Mientras avanzábamos hacia el centro de la ciudad en silencio y encogidos bajo el frío, el panorama que encontrábamos fue transformándose, de un reducto marginal de pobreza y libertinaje, en lo más distinguido de la sociedad opulenta americana. De repente, como por arte de magia, todas las calles estaban adoquinadas, con aceras iluminadas con farolas y garitas de vigilancia ocupadas. Las casas ya no eran chabolas provisionales, refugios improvisados construidos con maderos traídos por el mar y paja, sino mansiones de ladrillo rojo, señoriales y hermosas, con tapias de piedra que escondían a la vista jardincitos recoletos.

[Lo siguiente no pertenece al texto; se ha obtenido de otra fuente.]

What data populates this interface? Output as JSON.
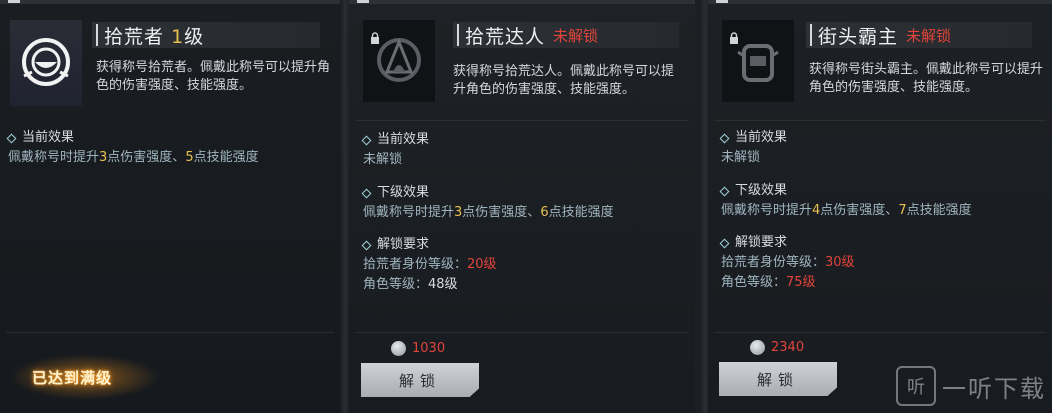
{
  "cards": [
    {
      "title": "拾荒者",
      "level": "1",
      "level_suffix": "级",
      "locked_tag": "",
      "description": "获得称号拾荒者。佩戴此称号可以提升角色的伤害强度、技能强度。",
      "current_effect": {
        "label": "当前效果",
        "prefix": "佩戴称号时提升",
        "dmg": "3",
        "dmg_text": "点伤害强度、",
        "skill": "5",
        "skill_text": "点技能强度"
      },
      "maxed_label": "已达到满级"
    },
    {
      "title": "拾荒达人",
      "locked_tag": "未解锁",
      "description": "获得称号拾荒达人。佩戴此称号可以提升角色的伤害强度、技能强度。",
      "current_effect": {
        "label": "当前效果",
        "value": "未解锁"
      },
      "next_effect": {
        "label": "下级效果",
        "prefix": "佩戴称号时提升",
        "dmg": "3",
        "dmg_text": "点伤害强度、",
        "skill": "6",
        "skill_text": "点技能强度"
      },
      "requirements": {
        "label": "解锁要求",
        "identity_label": "拾荒者身份等级：",
        "identity_value": "20级",
        "role_label": "角色等级：",
        "role_value": "48级"
      },
      "cost": "1030",
      "unlock_label": "解锁"
    },
    {
      "title": "街头霸主",
      "locked_tag": "未解锁",
      "description": "获得称号街头霸主。佩戴此称号可以提升角色的伤害强度、技能强度。",
      "current_effect": {
        "label": "当前效果",
        "value": "未解锁"
      },
      "next_effect": {
        "label": "下级效果",
        "prefix": "佩戴称号时提升",
        "dmg": "4",
        "dmg_text": "点伤害强度、",
        "skill": "7",
        "skill_text": "点技能强度"
      },
      "requirements": {
        "label": "解锁要求",
        "identity_label": "拾荒者身份等级：",
        "identity_value": "30级",
        "role_label": "角色等级：",
        "role_value": "75级"
      },
      "cost": "2340",
      "unlock_label": "解锁"
    }
  ],
  "watermark": {
    "icon_text": "听",
    "text": "一听下载"
  }
}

La casa de Jacob Pearson, en la esquina de la Tercera y Shippen, era una de ellas. No se trataba de un gran monumento a la riqueza americana, como la casa de los Bingham, o como la mansión Morris, donde residía el Presidente, pero era una vivienda grande y majestuosa de tres plantas, rodeada de perales y manzanos desnudos, arbustos, matorrales y parcelas preparadas para cultivar parterres de flores cuando volviera el buen tiempo. Estaba hecha del mismo ladrillo rojo que la casa donde tenía alquiladas mis habitaciones, pero se advertía allí una riqueza que yo no podía albergar la esperanza de poseer jamás. Observando aquel hermoso edificio, ¿cómo podía preguntarme por qué Cynthia se había casado con él?

Durante nuestra caminata había oído dar las diez en las campanas de la iglesia, pero la casa de Pearson estaba toda iluminada y desde el exterior se apreciaba un bullicio de actividad. La lluvia, por ligera que fuese ahora, contrarrestó el efecto de haber estado un rato cerca del fuego y, cuando llegamos a las inmediaciones de la casa, los tres volvíamos a estar completamente empapados. Me detuve en el porche y clavé la mirada en la aldaba. Me di cuenta de que era imposible tomar medidas para lo que debía suceder a continuación, de que no tenía manera de prepararme. No podía hacer otra cosa que seguir adelante. Me habría gustado presentarme ante Cynthia con un traje limpio, sin sangre y bien atildado, pero no podía ser. Ella se creía en peligro y no le pediría que esperase mientras me aseaba y me vestía adecuadamente para la ocasión.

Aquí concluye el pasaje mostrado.